Beyond COVID: Port NOLA tugs, crews roll on

As the maritime industry swings into the fifth month of the COVID-19 pandemic, the Port of New Orleans and the three pilot associations guiding ships on the Mississippi River between Southwest Pass and Baton Rouge continue to operate as normal — but with strict CDC, Coast Guard and in-house protocols regarding hygiene and crew oversight to prevent the transmission of coronavirus.

The port’s tugboat companies are on much the same footing.

“As far as ship traffic is concerned, we have only seen about a 5 percent drop-off for March/April 2020 versus March/April 2019,” said Scott Slatten, president of Bisso Towboat. He said the decline was not as severe as at some other ports because of the diversity of cargo handled in the Port of New Orleans (Port NOLA).

Slatten attributed the dip in tug activity to the tanking of the oil market and fewer large tankers calling on the port.

 

The 92-foot Mardi Gras delivers nearly 5,500 horsepower for Crescent Towing’s biggest jobs, courtesy of a pair of GE Tier 3 main engines linked to Rolls-Royce z-drives.

 

The boxship Haneburg waits to take on cargo at the Napoleon Avenue Container Terminal. Despite global supply chain challenges, container vessel calls at Port NOLA rose from 129 in the first quarter of 2019 to 138 in 2020.

Bisso’s crews are essentially quarantined to their specific tugs with no fraternization among crews. Crewmembers with flu-like symptoms or who have had contact, or presumed contact, with infected people are ordered to undergo home quarantine for a minimum of 14 days. The tugs and office are closed to visitors and contractors, and office hours have been reduced.

“COVID-19 has caused more work for our crews and office workers, as extra precautions have been taken regarding personal hygiene and daily sanitization of the tugs, and social distancing while both on the tug and between tug crews,” Slatten said.

Since mariners are considered essential workers, they have kept commerce moving on the river and “literally have not missed a beat,” even with the past three months of high water, he said.
 

The city skyline rises beyond stacked cargo at the terminal.

“Our employees have done a great job in following all the proper CDC/Bisso protocols and guidelines, which went a long way in permitting us to continue operating as efficiently and normal as can be expected in these abnormal times,” Slatten added.

Keith Kettenring, executive vice president and chief operating officer at Crescent Towing, said the company and Cooper/T. Smith Mooring also have continued to operate normally, moving needed supplies in the ports of New Orleans, Mobile, Ala., and Savannah, Ga.

Kettenring emphasized that Crescent’s employees understand their roles and have performed very well during the pandemic. He said that tug operators and line handlers are exposed to high-water conditions, poor visibility or mechanical breakdowns every day.

“COVID-19 is another potential risk that we must mitigate and avoid as our operations continue seamlessly,” he said. “We have made every crew change on 26 tugs and filled every mooring shift during lockdown. Early on we educated our sailors, linemen and staff on the safety protocols established by the CDC. We regularly send them reminders and updates from the CDC as the science behind this virus becomes better known.”

 

The Bisso z-drive Becky S. is put through its paces as it assists the tanker Clipper Orion on the Mississippi River.

 

Bisso’s Liz Healy moves around the bow of the bulk carrier Super Luna at the Zen-Noh Grain Terminal at Convent, La.

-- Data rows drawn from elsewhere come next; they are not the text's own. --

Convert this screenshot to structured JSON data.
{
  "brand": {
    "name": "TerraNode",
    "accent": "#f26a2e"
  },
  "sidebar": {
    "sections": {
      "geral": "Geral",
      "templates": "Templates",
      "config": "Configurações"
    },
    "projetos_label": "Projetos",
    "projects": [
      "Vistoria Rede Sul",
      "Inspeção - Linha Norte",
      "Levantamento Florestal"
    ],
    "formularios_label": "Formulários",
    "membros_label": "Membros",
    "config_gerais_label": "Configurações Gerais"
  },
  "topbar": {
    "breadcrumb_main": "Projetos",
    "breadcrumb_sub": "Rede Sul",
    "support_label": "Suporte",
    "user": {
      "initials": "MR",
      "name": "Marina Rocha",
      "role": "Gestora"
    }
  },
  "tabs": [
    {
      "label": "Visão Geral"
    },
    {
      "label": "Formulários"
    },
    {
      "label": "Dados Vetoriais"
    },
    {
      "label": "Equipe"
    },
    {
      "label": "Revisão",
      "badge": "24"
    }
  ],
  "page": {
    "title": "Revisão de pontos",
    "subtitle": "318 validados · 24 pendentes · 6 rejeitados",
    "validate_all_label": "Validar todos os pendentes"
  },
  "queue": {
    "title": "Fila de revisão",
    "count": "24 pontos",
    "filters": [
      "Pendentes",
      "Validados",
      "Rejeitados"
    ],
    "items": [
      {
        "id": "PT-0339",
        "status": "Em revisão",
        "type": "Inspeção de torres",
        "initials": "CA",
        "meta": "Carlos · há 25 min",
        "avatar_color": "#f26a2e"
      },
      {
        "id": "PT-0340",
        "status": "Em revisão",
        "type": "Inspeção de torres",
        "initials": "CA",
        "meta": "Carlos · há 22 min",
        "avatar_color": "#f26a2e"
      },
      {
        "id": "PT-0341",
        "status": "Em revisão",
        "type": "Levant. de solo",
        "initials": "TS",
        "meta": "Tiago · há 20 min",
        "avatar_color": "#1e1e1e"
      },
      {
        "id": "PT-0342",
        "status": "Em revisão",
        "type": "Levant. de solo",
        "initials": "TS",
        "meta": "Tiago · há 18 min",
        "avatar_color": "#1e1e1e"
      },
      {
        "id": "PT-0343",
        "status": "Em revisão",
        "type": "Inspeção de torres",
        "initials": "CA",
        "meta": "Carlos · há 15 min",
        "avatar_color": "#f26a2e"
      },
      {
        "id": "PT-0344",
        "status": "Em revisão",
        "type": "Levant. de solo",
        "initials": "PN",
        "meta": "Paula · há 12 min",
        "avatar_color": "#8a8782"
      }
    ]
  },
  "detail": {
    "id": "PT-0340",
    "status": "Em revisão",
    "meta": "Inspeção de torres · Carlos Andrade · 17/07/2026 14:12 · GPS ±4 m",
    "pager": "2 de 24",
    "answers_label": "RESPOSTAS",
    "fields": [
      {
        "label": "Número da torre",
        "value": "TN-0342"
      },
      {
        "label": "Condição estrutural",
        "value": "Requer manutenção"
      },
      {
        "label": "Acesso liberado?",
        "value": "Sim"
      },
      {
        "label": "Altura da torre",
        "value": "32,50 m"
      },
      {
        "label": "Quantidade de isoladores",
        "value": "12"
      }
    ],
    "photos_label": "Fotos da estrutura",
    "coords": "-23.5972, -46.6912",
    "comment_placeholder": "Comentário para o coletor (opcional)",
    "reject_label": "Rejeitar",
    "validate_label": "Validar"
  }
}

Having accepted their individual responsibility, the crews have protected themselves, their families, their co-workers and the community. Temperature screenings are conducted on every crew change and mooring shift, and personal protective equipment is available.

At the beginning of the pandemic, the tug crews were asked to maintain their normal work schedules and to maintain family-type units for a further measure of safety. Tug visits are limited, and when mechanics or technicians need to come aboard, they are required to submit to a temperature test, maintain social distancing, avoid common areas and fill out a health questionnaire.

As the country moves through the various phases of reopening the economy, New Orleans’ tug companies, pilots and port personnel are keeping maritime employees and the community safe while ensuring that commerce keeps moving on the Mississippi.